Mom is in the dilemma of a lifetime, because she fears her kid won't be academically challenged in kindergarten. This, after spending the last couple of years in what seems to be some sort of super pre-school. It's like one long thinly-veiled brag with a little self-created drama/problem for mom and daughter.
Link to the blog ----->
https://inspiredlivingkc.com/2016/09/12/kindergarten-tears/I felt my daughter was kindergarten ready last year, therefore 1st grade ready now… Unfortunately birth date restrictions prohibit or mandate kids start according to a standardized system of laws out of my control.
Some Facebook posts & subsequent replies below:MOM: I may be making too much out of something easy, though, I am feeling regrets about Parker's kindergarten education. For different reasons than you may think. How would you approach a teacher to voice your concerns?
CONCERNED FRIEND 1: Schedule a conference so you can talk face to face.
MOM: There is a curriculum meeting tomorrow evening with parents and the teacher. It won't just be me so I thought I might e-mail her in advance.
I am just suck on how to even approach her without offending her. :barf
CONCERNED FRIEND 1: Yeah that can be tough but it's also important to voice your concerns if it's something that really bothers you.
CONCERNED FRIEND 2: Keep it positive in approach. Your daughter has to come first, so beyond that....don't worry too much about her taking it personal. Good teachers should understand .
MOM: Did you read my blog post? I think it has a lot to do with being dissatisfied with the school before it even started and the naivety a 1st year teacher may have. :barf I'm trying to be patient and now I need to say something.

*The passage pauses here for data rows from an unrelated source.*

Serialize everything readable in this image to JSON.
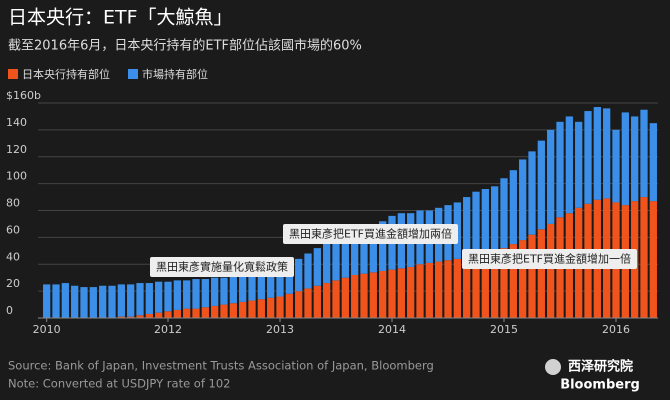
{
  "chart_data": {
    "type": "stacked-bar",
    "title": "日本央行：ETF「大鯨魚」",
    "subtitle": "截至2016年6月，日本央行持有的ETF部位佔該國市場的60%",
    "categories": [
      "2010",
      null,
      null,
      null,
      null,
      null,
      null,
      null,
      null,
      null,
      null,
      null,
      null,
      "2012",
      null,
      null,
      null,
      null,
      null,
      null,
      null,
      null,
      null,
      null,
      null,
      "2013",
      null,
      null,
      null,
      null,
      null,
      null,
      null,
      null,
      null,
      null,
      null,
      "2014",
      null,
      null,
      null,
      null,
      null,
      null,
      null,
      null,
      null,
      null,
      null,
      "2015",
      null,
      null,
      null,
      null,
      null,
      null,
      null,
      null,
      null,
      null,
      null,
      "2016",
      null,
      null,
      null,
      null
    ],
    "series": [
      {
        "name": "日本央行持有部位",
        "color": "#f0531c",
        "values": [
          0,
          0,
          0,
          0,
          0,
          0,
          0,
          0,
          1,
          1,
          2,
          3,
          4,
          5,
          6,
          7,
          7,
          8,
          9,
          10,
          11,
          12,
          13,
          14,
          15,
          16,
          18,
          20,
          22,
          24,
          26,
          28,
          30,
          32,
          33,
          34,
          35,
          36,
          37,
          38,
          40,
          41,
          42,
          43,
          44,
          46,
          47,
          48,
          50,
          52,
          55,
          58,
          62,
          66,
          70,
          75,
          78,
          82,
          85,
          88,
          89,
          86,
          84,
          87,
          90,
          87
        ]
      },
      {
        "name": "市場持有部位",
        "color": "#3b8fe8",
        "values": [
          25,
          25,
          26,
          24,
          23,
          23,
          24,
          24,
          24,
          24,
          24,
          23,
          23,
          22,
          22,
          21,
          22,
          21,
          21,
          20,
          20,
          20,
          20,
          20,
          20,
          21,
          22,
          24,
          26,
          28,
          30,
          32,
          32,
          32,
          33,
          35,
          37,
          40,
          41,
          40,
          40,
          39,
          40,
          41,
          42,
          44,
          47,
          48,
          48,
          52,
          55,
          60,
          62,
          66,
          70,
          71,
          72,
          64,
          69,
          69,
          67,
          54,
          69,
          63,
          65,
          58
        ]
      }
    ],
    "ylim": [
      0,
      160
    ],
    "yticks": [
      0,
      20,
      40,
      60,
      80,
      100,
      120,
      140,
      {
        "value": 160,
        "label": "$160b"
      }
    ],
    "grid": true,
    "annotations": [
      "黑田東彥實施量化寬鬆政策",
      "黑田東彥把ETF買進金額增加兩倍",
      "黑田東彥把ETF買進金額增加一倍"
    ],
    "source": "Source: Bank of Japan, Investment Trusts Association of Japan, Bloomberg",
    "note": "Note: Converted at USDJPY rate of 102",
    "watermark": "西泽研究院",
    "brand": "Bloomberg"
  }
}
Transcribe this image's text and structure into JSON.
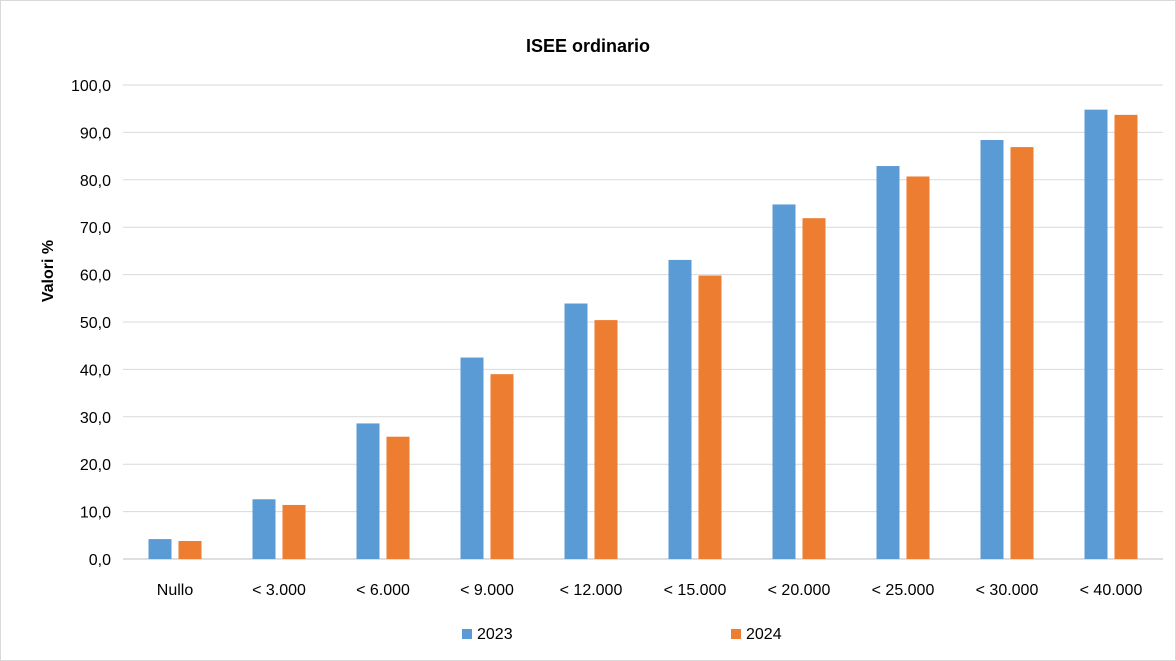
{
  "chart_data": {
    "type": "bar",
    "title": "ISEE ordinario",
    "xlabel": "",
    "ylabel": "Valori %",
    "ylim": [
      0,
      100
    ],
    "yticks": [
      "0,0",
      "10,0",
      "20,0",
      "30,0",
      "40,0",
      "50,0",
      "60,0",
      "70,0",
      "80,0",
      "90,0",
      "100,0"
    ],
    "ytick_values": [
      0,
      10,
      20,
      30,
      40,
      50,
      60,
      70,
      80,
      90,
      100
    ],
    "grid": true,
    "legend_position": "bottom",
    "categories": [
      "Nullo",
      "< 3.000",
      "< 6.000",
      "< 9.000",
      "< 12.000",
      "< 15.000",
      "< 20.000",
      "< 25.000",
      "< 30.000",
      "< 40.000"
    ],
    "series": [
      {
        "name": "2023",
        "color": "#5b9bd5",
        "values": [
          4.2,
          12.6,
          28.6,
          42.5,
          53.9,
          63.1,
          74.8,
          82.9,
          88.4,
          94.8
        ]
      },
      {
        "name": "2024",
        "color": "#ed7d31",
        "values": [
          3.8,
          11.4,
          25.8,
          39.0,
          50.4,
          59.8,
          71.9,
          80.7,
          86.9,
          93.7
        ]
      }
    ]
  }
}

Second Conversation In Thread:
FRIEND 3 (Probably also has genius kid): possibly in your email indicate how you would like to speak to her in private? You have an exceptionally smart child that needs challenged! If she's a good teacher who loves children she will hear you out and not be offended. I'm learning along with many parents how to "embrace" common core and it's difficult. Having those conversations can be difficult but you are her most dedicated advocate, and she needs you and Reggie. There are a lot of restrictions but there is also always a way! Good luck my friend. It will be okay!
MOM:I don't think I am capable of embracing common core. I'd rather protest in Washington.

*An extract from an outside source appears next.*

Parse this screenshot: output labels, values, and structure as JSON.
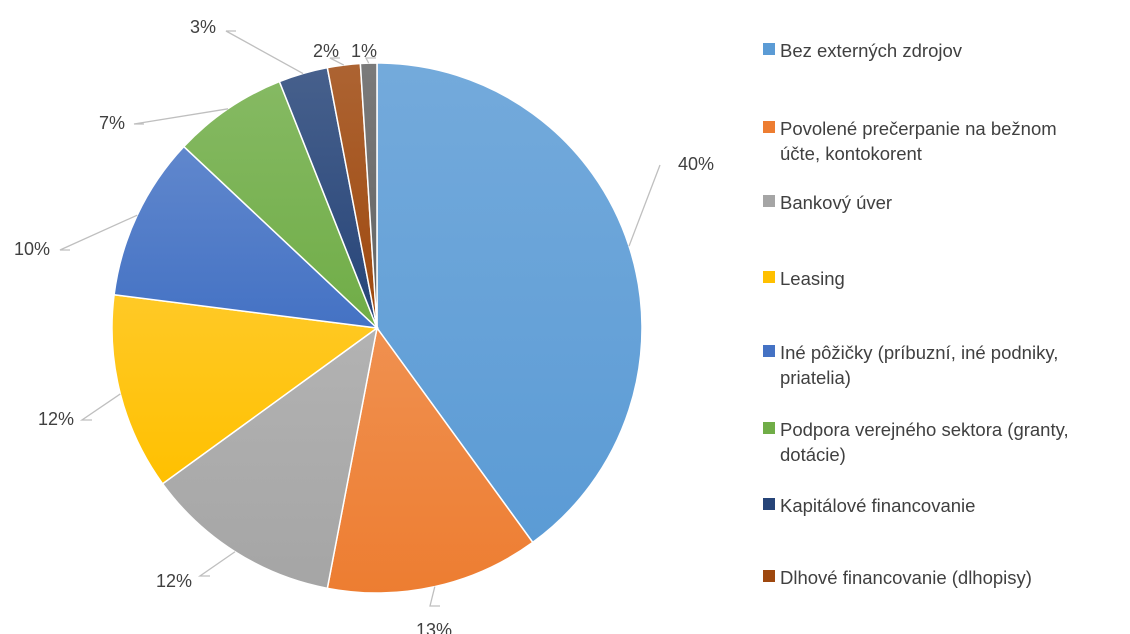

SUPPORTIVE DUDE: It is a really well written blog Mom, I didn't comprehend how much thought would go into picking a Kindergarden. What does Parker say about school? Do they have any gifted options for higher learners? It sounds like Parker is really advanced for her age and I understand your fear of regerssion or doing things because you are told to not because you want to learn. Your blog really made me think what I will someday want in a school system for my daughter. Thanks for me making me think. Hope all is well.
Edited to add a final gem from the Facebook convo:
MOM (responding to a post about learning social skills in school):
I understand what you mean about it learning to be a student, I'm just afraid she's doing more to help the other kids learn to be students and that's why she loves having Parker in class so much. Parker is losing her love for school and that didn't happen for me until around 5th grade.